Because immunosuppressive treatments are not processed as fast as other drugs, they may pile up and become toxic. If the metabolism speeds up, the levels of immunosuppressive drugs in the blood will decrease. The medications will then fail to work as expected, placing a transplant recipient in danger of organ rejection.

Toxicity of COVID-19 Treatments for Transplant Recipients

Furthermore, certain COVID-19 medications might cause problems for specific transplant recipients and harm the transplant itself. Veklury (remdesivir), Actemra (tocilizumab), and Olumiant (baricitinib), for example, have been linked to increased liver enzymes, which can be especially concerning for liver transplant recipients.

Finally, several COVID-19 therapies, such as dexamethasone, Actemra (tocilizumab), and Olumiant, are immunosuppressants (baricitinib). If these drugs are used to treat a COVID-19-positive transplant recipient, the patient will be at risk for additional infections.

How to Stay Safe

Aside from getting vaccinated, the following are the best measures for transplant patients to keep safe:

  • Washing hands
  • Wearing a mask
  • Social distancing
  • Avoiding large crowds

This advice also applies to patients who have had a transplant and have been completely vaccinated, as immunization is unlikely to result in a substantial antibody response. Immunocompromised people’s vaccination schedule contains an additional dose as part of the primary series, and the vaccine timing changes from healthy people’s. Household members and close contacts of transplant recipients must also get vaccinated as soon as possible to protect themselves from infection.

Summary

COVID-19 is far more likely to cause problems and death among transplant recipients than it is in the general population, according to researchers. They are also at a higher risk of getting the virus, owing to their frequent interactions with the healthcare system, concurrent medical problems, and the necessity to take immune-suppressing medicine.

The possible consequences are acute renal injury, a lengthy COVID, and organ damage.
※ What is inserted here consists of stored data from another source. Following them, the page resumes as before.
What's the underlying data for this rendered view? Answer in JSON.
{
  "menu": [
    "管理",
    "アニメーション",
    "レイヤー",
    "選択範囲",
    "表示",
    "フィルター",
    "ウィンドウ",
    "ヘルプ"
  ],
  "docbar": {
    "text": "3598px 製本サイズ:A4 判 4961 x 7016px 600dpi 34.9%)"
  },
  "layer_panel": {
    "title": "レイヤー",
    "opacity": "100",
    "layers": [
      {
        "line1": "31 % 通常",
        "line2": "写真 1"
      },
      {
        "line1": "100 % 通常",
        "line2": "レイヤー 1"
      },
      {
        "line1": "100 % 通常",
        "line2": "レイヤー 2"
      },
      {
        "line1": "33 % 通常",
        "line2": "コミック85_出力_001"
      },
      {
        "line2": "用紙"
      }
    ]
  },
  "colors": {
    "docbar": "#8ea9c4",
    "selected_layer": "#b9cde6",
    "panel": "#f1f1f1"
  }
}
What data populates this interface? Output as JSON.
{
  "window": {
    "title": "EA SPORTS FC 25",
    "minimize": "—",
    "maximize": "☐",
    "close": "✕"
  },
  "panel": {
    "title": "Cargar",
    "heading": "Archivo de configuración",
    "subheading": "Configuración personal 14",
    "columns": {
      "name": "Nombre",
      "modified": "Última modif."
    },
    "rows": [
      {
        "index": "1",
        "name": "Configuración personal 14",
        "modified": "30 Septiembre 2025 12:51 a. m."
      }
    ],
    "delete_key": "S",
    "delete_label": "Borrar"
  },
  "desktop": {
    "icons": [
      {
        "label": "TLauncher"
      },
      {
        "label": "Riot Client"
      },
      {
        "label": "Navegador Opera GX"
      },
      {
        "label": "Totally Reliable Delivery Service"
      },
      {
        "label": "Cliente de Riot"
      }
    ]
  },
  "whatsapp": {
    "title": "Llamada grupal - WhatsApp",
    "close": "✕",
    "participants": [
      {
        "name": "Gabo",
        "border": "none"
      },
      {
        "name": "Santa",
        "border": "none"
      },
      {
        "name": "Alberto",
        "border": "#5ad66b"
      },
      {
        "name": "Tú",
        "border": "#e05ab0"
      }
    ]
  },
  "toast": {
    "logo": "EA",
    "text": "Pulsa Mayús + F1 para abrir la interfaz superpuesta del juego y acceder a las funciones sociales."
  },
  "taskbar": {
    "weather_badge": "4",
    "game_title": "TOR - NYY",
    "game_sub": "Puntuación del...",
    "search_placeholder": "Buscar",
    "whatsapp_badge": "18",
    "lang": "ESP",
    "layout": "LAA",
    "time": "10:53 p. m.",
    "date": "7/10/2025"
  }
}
After a transplant, interactions between COVID-19 medicines and needed immunosuppressive drugs can potentially harm donated organs, so the virus isn’t the only risk.

Experts and transplant experts must play a significant role in transplant patient care. Because persons who have had a transplant do not generate significant antibody responses to immunization, vaccination is critical, especially with the additional booster doses necessary for transplant patients.